A.M. Best has published a report on the performance of insurers in 2018. It is titled, Hurricanes, Wildfires Weigh Down U.S. Property/Casualty Performance for Second-Straight Year, and concludes the insurer overall financial performance in 2018 fell by a slight margin.
Above-average catastrophe losses are the cause of the Best conclusion. The ratings service also says the losses countered the positives of the tax reforms passed in 2017.
Best said the catastrophes were of historic proportion and pointed to California’s devastating wildfires and a bunch of hurricanes that caused equally devastating losses. The report also says expenses outdistanced revenues. A 3.2% drop in net investment income topped the 3.1% increase in premium revenue.
Speaking of growth in premium revenue, A.M. Best’s report says insurers saw double-digit increases in other income but it was not enough to increase the total operating income. So overall there was a 6.7% decrease in operating income. It was mostly due to a downturn in the equity market toward the end of 2018.
Best’s report did have good things to say about the tax reforms. It said insurers were able to defer $17.8 billion in asset write-downs. Overall there was a 70% decline in overall income taxes. That turned into a more than double net income of $17.1 billion.
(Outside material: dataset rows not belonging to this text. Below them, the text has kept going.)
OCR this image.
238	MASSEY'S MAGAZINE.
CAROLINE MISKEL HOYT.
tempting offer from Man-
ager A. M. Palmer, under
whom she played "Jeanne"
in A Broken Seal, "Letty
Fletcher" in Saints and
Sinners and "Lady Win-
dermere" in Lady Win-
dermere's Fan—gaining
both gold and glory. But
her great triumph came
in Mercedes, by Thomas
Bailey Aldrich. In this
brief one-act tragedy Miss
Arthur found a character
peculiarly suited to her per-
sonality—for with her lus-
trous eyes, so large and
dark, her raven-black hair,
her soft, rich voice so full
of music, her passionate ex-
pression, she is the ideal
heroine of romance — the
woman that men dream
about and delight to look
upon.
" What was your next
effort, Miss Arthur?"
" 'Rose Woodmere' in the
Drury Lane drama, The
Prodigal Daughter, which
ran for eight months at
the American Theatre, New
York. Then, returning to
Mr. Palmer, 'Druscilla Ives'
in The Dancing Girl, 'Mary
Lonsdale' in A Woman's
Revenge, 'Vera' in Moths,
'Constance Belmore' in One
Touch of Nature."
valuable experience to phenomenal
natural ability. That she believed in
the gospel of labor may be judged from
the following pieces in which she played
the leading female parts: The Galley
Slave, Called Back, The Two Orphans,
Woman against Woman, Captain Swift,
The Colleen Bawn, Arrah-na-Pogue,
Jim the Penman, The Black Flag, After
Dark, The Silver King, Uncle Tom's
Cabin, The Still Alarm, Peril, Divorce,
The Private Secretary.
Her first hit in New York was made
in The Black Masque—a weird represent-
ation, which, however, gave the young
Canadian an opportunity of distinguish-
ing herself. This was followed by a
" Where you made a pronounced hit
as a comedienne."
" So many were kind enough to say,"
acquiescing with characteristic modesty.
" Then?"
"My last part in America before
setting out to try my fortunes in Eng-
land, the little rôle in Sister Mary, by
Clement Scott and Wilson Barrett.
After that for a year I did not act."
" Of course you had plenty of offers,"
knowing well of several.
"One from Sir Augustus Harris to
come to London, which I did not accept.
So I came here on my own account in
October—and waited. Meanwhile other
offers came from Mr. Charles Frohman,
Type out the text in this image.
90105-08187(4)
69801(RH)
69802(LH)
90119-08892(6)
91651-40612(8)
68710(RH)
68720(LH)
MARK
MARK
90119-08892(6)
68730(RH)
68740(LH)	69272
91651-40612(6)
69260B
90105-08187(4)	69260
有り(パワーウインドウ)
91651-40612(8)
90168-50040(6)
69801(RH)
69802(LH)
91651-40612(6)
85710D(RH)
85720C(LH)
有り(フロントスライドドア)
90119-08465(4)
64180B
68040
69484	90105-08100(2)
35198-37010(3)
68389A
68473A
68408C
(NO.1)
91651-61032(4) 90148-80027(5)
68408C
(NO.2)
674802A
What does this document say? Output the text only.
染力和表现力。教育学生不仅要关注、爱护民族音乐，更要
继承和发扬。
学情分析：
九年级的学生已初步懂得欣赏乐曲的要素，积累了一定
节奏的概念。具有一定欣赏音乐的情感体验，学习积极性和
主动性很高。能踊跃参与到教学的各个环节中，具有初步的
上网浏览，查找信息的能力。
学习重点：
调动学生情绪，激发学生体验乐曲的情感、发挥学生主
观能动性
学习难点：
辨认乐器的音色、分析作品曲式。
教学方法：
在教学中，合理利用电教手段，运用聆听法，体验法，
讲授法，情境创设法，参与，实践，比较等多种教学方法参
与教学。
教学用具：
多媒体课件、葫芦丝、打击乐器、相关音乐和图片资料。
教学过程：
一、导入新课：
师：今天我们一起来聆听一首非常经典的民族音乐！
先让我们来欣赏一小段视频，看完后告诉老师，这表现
The negative is in 2019, those cuts will be passed down to shareholders via stock repurchases and dividends.
Pre-tax returns on equity — on average — fell for the fourth straight year to 7.0%. Increased competition has impacted premium growth. Then there’s higher claims costs on multiple lines of business.
Lastly, A.M. Best saysmergers and acquisitions played a role in the slight drop in 2018’s financial results. Due to large-scale acquisitions, stockholder equity fell 4%.